There's absolutely no reason for her to put it, she's not proof reading a work document for you it's an email about your mums funeral FGS.
If this is what she has to do to feel superior then I'd just laugh it off, silly bugger. Again don't think she meant it, probably just can't help herself which does not reflect well on her.
Sorry about your mum.

PlumpingThePartTimeMother · 25/04/2015 08:26

A distant relative corrected my aunt's grammar during my grandmother's funeral. My aunt spent the rest of the day walking around muttering "Correct my grammar at my bloody mother's funeral, will you?" She's Welsh, so imagine it in that accent Grin we all laughed after a while.

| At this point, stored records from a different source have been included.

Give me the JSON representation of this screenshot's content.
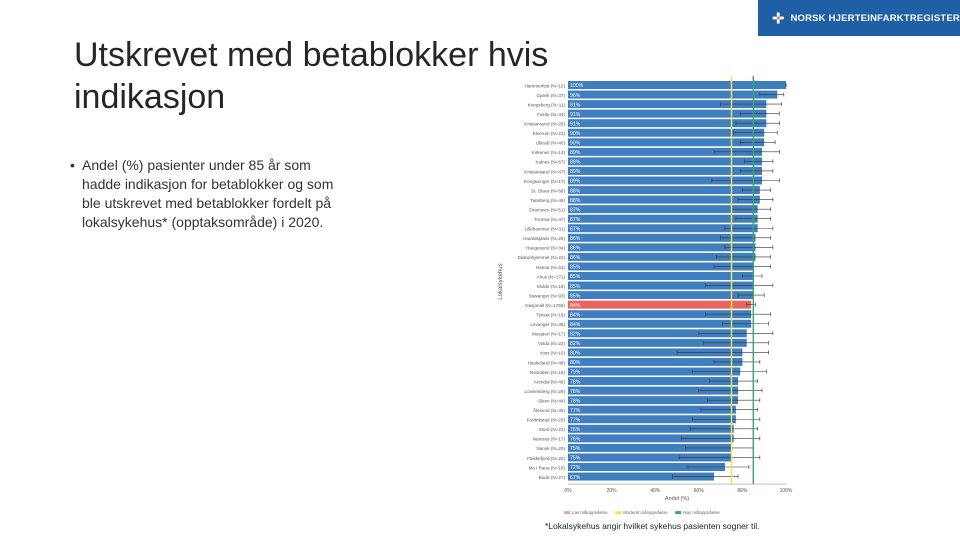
{
  "brand": {
    "logo_text": "NORSK HJERTEINFARKTREGISTER",
    "color": "#1f5fa5"
  },
  "slide": {
    "title": "Utskrevet med betablokker hvis indikasjon",
    "bullet": "Andel (%) pasienter under 85 år som hadde indikasjon for betablokker og som ble utskrevet med betablokker fordelt på lokalsykehus* (opptaksområde) i 2020.",
    "footnote": "*Lokalsykehus angir hvilket sykehus pasienten sogner til."
  },
  "chart_data": {
    "type": "bar",
    "orientation": "horizontal",
    "ylabel": "Lokalsykehus",
    "xlabel": "Andel (%)",
    "x_ticks": [
      "0%",
      "20%",
      "40%",
      "60%",
      "80%",
      "100%"
    ],
    "xlim": [
      0,
      100
    ],
    "categories": [
      "Hammerfest (N=15)",
      "Gjøvik (N=37)",
      "Kongsberg (N=11)",
      "Førde (N=34)",
      "Kristiansund (N=26)",
      "Elverum (N=23)",
      "Ullevål (N=40)",
      "Kirkenes (N=14)",
      "Kalnes (N=67)",
      "Kristiansand (N=47)",
      "Kongsvinger (N=17)",
      "St. Olavs (N=68)",
      "Tønsberg (N=48)",
      "Drammen (N=51)",
      "Tromsø (N=47)",
      "Lillehammer (N=31)",
      "Haraldsplass (N=29)",
      "Haugesund (N=34)",
      "Diakonhjemmet (N=22)",
      "Hamar (N=24)",
      "Ahus (N=171)",
      "Molde (N=18)",
      "Stavanger (N=93)",
      "Nasjonalt (N=1756)",
      "Tynset (N=18)",
      "Levanger (N=35)",
      "Mosjøen (N=17)",
      "Volda (N=22)",
      "Voss (N=10)",
      "Haukeland (N=48)",
      "Notodden (N=18)",
      "Arendal (N=46)",
      "Lovisenberg (N=28)",
      "Skien (N=44)",
      "Ålesund (N=35)",
      "Fredrikstad (N=20)",
      "Stord (N=22)",
      "Namsos (N=17)",
      "Narvik (N=20)",
      "Flekkefjord (N=20)",
      "Mo i Rana (N=18)",
      "Bodø (N=27)"
    ],
    "values": [
      100,
      96,
      91,
      91,
      91,
      90,
      90,
      89,
      89,
      89,
      89,
      88,
      88,
      87,
      87,
      87,
      86,
      86,
      86,
      85,
      85,
      85,
      85,
      84,
      84,
      84,
      82,
      82,
      80,
      80,
      79,
      78,
      78,
      78,
      77,
      77,
      76,
      76,
      75,
      75,
      72,
      67
    ],
    "value_labels": [
      "100%",
      "96%",
      "91%",
      "91%",
      "91%",
      "90%",
      "90%",
      "89%",
      "89%",
      "89%",
      "89%",
      "88%",
      "88%",
      "87%",
      "87%",
      "87%",
      "86%",
      "86%",
      "86%",
      "85%",
      "85%",
      "85%",
      "85%",
      "84%",
      "84%",
      "84%",
      "82%",
      "82%",
      "80%",
      "80%",
      "79%",
      "78%",
      "78%",
      "78%",
      "77%",
      "77%",
      "76%",
      "76%",
      "75%",
      "75%",
      "72%",
      "67%"
    ],
    "ci_low": [
      100,
      88,
      70,
      79,
      77,
      76,
      79,
      67,
      81,
      79,
      66,
      80,
      78,
      75,
      77,
      72,
      70,
      72,
      68,
      67,
      80,
      63,
      78,
      82,
      63,
      71,
      60,
      62,
      50,
      67,
      57,
      65,
      60,
      64,
      61,
      57,
      56,
      52,
      54,
      51,
      55,
      48
    ],
    "ci_high": [
      100,
      99,
      98,
      97,
      97,
      96,
      95,
      97,
      94,
      94,
      97,
      93,
      94,
      93,
      93,
      94,
      93,
      94,
      93,
      93,
      89,
      94,
      90,
      86,
      93,
      92,
      94,
      92,
      92,
      88,
      91,
      87,
      89,
      88,
      87,
      88,
      87,
      88,
      85,
      88,
      83,
      78
    ],
    "highlight_category": "Nasjonalt (N=1756)",
    "reference_lines": [
      {
        "value": 75,
        "label": "Moderat måloppnåelse",
        "color": "#f2e64d"
      },
      {
        "value": 85,
        "label": "Høy måloppnåelse",
        "color": "#3aa76d"
      }
    ],
    "legend": [
      "Lav måloppnåelse",
      "Moderat måloppnåelse",
      "Høy måloppnåelse"
    ],
    "legend_colors": [
      "#e8a6a6",
      "#f2e64d",
      "#3aa76d"
    ],
    "legend_placement": "bottom",
    "bar_color": "#3f7fbf",
    "highlight_color": "#e8645e",
    "grid": false
  }
}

Sorry for your loss op Flowers

SnowyPiglet · 25/04/2015 08:53

I would be a bit pissed off too - it's just adding to your angst, isn't it? Reply with the bit about the stanza, and/or say 'wish I had had a better educayshon!' Relatively light-hearted, but hopefully she will get the message. (Sorry for your loss, it's a horrid thing to have to deal with)

PlumpingThePartTimeMother · 25/04/2015 10:16

Reply: "Gosh, thanks for correcting my mistake! I'll have to work on improving my language skills once my mother's funeral is out of the way."

If she has any sense she'll be embarrassed.